If `4x+3y+12z=26, x, y, z, in R`, then minimum possible value of `x^(2)+y^(2)+z^(2)` is __________

To find the minimum possible value of \( x^2 + y^2 + z^2 \) given the equation \( 4x + 3y + 12z = 26 \), we can use the method of Lagrange multipliers or geometric interpretation. Here, we will use the geometric interpretation involving the distance from a point to a plane. ### Step-by-Step Solution: 1. **Identify the Plane Equation**: The equation \( 4x + 3y + 12z = 26 \) represents a plane in three-dimensional space. 2. **Distance from the Origin to the Plane**: We want to find the minimum distance from the origin (0, 0, 0) to this plane. The formula for the distance \( D \) from a point \( (x_1, y_1, z_1) \) to the plane \( Ax + By + Cz = D \) is given by: \[ D = \frac{|Ax_1 + By_1 + Cz_1 - D|}{\sqrt{A^2 + B^2 + C^2}} \] Here, \( A = 4 \), \( B = 3 \), \( C = 12 \), and \( D = 26 \).

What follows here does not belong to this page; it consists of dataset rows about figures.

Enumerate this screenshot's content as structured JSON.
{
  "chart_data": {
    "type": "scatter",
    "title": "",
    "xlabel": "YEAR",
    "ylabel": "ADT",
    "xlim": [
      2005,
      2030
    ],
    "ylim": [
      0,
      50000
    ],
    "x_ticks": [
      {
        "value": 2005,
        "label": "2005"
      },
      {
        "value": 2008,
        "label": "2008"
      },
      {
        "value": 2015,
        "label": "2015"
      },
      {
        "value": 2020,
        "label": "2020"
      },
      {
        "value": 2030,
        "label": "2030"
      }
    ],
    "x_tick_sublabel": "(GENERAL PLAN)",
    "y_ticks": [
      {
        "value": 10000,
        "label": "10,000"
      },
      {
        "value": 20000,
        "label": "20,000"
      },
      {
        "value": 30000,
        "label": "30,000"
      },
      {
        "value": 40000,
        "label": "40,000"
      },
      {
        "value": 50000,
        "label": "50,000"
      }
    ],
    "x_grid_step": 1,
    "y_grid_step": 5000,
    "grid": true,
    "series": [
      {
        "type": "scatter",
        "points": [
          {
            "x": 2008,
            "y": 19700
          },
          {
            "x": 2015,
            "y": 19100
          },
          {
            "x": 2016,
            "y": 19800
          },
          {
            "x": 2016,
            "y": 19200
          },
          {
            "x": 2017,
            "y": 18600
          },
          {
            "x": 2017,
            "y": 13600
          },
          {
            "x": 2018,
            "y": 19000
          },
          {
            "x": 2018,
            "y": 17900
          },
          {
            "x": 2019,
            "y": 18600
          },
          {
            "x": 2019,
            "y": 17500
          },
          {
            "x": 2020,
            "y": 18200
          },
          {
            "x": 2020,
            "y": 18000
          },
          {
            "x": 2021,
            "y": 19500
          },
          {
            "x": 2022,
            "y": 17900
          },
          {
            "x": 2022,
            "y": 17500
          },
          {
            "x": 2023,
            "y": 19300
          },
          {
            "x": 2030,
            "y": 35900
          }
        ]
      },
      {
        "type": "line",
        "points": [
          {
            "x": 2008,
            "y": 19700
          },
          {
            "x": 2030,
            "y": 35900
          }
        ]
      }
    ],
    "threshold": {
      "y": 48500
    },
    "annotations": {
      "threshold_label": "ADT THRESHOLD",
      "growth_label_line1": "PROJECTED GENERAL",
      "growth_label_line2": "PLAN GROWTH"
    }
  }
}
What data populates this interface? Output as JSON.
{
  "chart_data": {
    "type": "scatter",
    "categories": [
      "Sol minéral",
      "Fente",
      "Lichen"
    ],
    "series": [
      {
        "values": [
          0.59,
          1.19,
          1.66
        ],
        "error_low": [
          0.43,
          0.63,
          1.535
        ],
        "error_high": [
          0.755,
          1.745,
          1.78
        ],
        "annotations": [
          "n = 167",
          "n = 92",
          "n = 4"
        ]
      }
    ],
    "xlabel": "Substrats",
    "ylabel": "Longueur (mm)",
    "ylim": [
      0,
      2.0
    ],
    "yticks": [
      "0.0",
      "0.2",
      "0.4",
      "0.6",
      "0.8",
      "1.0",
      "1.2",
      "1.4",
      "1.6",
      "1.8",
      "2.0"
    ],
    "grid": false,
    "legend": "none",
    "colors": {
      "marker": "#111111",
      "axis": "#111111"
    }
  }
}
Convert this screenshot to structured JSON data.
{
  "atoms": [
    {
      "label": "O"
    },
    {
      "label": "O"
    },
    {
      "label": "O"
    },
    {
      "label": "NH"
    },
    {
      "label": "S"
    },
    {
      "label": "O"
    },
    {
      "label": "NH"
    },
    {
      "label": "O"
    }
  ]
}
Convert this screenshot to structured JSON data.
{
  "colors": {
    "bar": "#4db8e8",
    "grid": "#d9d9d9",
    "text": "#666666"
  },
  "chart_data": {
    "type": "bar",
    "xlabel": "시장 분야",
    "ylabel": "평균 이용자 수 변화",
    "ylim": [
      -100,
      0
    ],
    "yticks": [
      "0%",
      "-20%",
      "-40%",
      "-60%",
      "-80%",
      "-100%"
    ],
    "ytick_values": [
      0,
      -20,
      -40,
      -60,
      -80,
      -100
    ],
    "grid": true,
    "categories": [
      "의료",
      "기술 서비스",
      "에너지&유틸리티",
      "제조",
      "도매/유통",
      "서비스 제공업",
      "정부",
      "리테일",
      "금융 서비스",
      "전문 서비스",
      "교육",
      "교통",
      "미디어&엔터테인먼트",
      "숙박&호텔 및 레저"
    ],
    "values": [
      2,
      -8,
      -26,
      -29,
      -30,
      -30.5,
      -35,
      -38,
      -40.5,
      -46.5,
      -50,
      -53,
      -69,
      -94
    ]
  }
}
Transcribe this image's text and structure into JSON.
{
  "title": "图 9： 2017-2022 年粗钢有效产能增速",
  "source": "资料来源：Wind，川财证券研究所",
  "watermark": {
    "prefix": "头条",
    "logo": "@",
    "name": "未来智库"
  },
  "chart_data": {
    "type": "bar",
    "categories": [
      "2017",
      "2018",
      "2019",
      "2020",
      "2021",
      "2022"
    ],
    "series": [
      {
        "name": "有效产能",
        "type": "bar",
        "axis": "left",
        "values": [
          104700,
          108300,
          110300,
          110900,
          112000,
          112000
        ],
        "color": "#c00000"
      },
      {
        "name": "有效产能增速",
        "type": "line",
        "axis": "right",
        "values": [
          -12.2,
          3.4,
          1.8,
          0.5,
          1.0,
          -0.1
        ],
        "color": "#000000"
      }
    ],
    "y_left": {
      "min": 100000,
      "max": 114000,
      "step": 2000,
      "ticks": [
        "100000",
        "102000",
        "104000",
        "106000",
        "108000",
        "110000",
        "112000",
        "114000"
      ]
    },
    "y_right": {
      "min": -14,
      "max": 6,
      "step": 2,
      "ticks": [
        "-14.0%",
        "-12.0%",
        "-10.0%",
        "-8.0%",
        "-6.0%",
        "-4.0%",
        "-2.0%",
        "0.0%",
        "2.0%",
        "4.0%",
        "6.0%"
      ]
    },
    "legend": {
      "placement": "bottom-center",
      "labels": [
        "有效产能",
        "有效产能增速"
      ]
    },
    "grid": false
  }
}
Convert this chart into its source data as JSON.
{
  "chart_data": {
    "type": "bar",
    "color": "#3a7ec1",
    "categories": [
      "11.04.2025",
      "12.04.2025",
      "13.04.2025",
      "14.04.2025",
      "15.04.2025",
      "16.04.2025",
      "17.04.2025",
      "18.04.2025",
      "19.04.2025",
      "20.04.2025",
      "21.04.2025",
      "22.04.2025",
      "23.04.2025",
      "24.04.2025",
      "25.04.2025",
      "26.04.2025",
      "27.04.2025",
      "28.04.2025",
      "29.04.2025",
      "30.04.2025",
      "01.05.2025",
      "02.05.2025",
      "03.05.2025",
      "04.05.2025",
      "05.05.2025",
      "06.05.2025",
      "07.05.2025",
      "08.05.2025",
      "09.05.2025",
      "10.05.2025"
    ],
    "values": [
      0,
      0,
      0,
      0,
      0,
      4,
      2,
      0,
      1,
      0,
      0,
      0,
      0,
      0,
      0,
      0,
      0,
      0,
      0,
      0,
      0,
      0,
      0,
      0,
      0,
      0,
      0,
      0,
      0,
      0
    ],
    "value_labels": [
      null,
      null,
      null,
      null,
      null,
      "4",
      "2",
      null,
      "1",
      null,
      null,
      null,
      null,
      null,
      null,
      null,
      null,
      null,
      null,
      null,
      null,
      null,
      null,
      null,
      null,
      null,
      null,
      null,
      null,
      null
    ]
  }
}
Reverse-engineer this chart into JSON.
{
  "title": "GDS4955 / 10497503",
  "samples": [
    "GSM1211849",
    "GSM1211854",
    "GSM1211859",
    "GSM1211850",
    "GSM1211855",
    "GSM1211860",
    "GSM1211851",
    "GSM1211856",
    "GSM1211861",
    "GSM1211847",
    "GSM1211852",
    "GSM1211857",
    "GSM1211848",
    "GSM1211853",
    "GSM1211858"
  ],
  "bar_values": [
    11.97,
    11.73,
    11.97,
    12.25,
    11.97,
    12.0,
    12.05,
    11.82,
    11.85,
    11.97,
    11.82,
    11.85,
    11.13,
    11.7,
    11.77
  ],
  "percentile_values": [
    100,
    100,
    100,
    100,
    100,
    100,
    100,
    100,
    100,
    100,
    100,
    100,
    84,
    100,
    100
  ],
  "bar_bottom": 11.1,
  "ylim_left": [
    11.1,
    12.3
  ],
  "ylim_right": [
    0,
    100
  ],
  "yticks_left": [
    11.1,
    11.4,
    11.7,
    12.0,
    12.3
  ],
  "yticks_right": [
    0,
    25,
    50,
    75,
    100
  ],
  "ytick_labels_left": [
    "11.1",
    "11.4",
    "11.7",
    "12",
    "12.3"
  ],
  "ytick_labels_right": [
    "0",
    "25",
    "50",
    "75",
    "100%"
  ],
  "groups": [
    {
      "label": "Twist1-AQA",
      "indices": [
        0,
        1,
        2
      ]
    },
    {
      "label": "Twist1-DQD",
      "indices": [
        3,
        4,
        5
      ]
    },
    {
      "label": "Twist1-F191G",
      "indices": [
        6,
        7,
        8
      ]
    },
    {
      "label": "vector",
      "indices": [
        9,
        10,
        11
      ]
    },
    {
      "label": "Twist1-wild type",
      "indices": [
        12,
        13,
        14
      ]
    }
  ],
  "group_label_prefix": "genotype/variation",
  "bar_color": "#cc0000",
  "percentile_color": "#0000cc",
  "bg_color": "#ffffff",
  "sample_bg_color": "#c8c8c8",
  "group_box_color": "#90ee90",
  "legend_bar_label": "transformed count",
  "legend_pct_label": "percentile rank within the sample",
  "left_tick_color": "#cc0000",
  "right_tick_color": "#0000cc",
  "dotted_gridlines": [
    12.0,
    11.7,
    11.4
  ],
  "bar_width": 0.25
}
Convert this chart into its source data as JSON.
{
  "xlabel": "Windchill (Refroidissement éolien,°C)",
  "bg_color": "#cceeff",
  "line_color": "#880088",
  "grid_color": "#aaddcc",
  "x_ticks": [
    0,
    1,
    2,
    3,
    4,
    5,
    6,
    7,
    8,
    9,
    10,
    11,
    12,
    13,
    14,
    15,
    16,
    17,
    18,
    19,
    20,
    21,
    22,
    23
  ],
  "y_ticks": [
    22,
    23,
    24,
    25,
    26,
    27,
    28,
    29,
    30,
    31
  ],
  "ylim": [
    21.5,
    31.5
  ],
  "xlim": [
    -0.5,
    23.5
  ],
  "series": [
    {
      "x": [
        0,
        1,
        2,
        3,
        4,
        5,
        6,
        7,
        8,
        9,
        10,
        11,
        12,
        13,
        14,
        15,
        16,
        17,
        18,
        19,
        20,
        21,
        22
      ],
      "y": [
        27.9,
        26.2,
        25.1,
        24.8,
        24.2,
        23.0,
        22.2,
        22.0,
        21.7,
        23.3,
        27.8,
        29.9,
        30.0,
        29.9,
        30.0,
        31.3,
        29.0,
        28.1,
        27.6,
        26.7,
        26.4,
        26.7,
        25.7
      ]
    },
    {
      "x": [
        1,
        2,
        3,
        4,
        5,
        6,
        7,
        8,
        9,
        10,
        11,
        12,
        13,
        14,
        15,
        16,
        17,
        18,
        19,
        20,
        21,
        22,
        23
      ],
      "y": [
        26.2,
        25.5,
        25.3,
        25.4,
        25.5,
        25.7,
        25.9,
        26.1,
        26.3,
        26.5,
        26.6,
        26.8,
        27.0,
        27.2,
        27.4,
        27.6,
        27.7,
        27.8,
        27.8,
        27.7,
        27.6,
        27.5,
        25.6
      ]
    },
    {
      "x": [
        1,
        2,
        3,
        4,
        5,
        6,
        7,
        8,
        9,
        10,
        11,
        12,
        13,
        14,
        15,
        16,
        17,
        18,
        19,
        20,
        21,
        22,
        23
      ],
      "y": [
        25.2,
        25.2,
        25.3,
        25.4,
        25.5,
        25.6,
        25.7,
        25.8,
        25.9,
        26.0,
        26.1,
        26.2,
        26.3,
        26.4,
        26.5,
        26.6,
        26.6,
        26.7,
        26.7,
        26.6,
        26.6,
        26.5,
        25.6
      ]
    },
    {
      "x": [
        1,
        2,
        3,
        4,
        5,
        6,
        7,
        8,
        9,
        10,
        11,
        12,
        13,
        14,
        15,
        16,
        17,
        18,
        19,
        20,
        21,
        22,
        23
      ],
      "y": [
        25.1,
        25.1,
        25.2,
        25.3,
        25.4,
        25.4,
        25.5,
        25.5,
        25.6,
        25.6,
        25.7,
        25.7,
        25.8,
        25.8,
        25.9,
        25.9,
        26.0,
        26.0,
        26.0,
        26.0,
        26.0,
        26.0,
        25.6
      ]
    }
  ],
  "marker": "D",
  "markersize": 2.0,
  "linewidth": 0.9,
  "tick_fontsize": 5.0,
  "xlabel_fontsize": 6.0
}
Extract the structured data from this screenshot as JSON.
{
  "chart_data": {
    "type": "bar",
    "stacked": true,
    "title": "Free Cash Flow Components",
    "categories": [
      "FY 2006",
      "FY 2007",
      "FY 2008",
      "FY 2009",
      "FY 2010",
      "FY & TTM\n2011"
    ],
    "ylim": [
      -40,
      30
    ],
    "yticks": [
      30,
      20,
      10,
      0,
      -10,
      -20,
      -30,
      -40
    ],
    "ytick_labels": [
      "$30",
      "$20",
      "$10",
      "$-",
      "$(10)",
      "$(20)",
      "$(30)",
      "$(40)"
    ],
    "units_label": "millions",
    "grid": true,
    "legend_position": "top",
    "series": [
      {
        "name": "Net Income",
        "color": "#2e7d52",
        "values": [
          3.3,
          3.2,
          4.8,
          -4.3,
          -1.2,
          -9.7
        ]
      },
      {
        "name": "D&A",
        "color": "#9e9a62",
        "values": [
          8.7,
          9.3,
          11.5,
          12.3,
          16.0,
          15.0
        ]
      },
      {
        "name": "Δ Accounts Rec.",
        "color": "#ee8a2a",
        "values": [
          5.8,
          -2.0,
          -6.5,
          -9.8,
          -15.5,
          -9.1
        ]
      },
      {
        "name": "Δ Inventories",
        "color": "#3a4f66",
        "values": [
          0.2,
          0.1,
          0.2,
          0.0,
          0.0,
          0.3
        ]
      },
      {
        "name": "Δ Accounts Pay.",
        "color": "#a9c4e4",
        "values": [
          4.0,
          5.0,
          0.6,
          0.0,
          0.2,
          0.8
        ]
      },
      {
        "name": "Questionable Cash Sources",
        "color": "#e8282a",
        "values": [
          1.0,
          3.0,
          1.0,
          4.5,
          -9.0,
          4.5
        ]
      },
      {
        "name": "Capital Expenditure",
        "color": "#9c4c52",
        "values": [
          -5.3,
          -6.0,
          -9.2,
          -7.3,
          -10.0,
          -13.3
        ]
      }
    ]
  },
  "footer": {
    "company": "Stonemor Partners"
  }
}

We will substitute \( (x_1, y_1, z_1) = (0, 0, 0) \). 3. **Calculate the Distance**: Substituting into the formula: \[ D = \frac{|4(0) + 3(0) + 12(0) - 26|}{\sqrt{4^2 + 3^2 + 12^2}} = \frac{|0 - 26|}{\sqrt{16 + 9 + 144}} = \frac{26}{\sqrt{169}} = \frac{26}{13} = 2 \] 4. **Finding the Minimum Value of \( x^2 + y^2 + z^2 \)**: The minimum value of \( x^2 + y^2 + z^2 \) occurs at the point on the plane that is closest to the origin, which corresponds to the square of the distance we just calculated: \[ x^2 + y^2 + z^2 = D^2 = 2^2 = 4 \] 5. **Conclusion**: Therefore, the minimum possible value of \( x^2 + y^2 + z^2 \) is \( \boxed{4} \).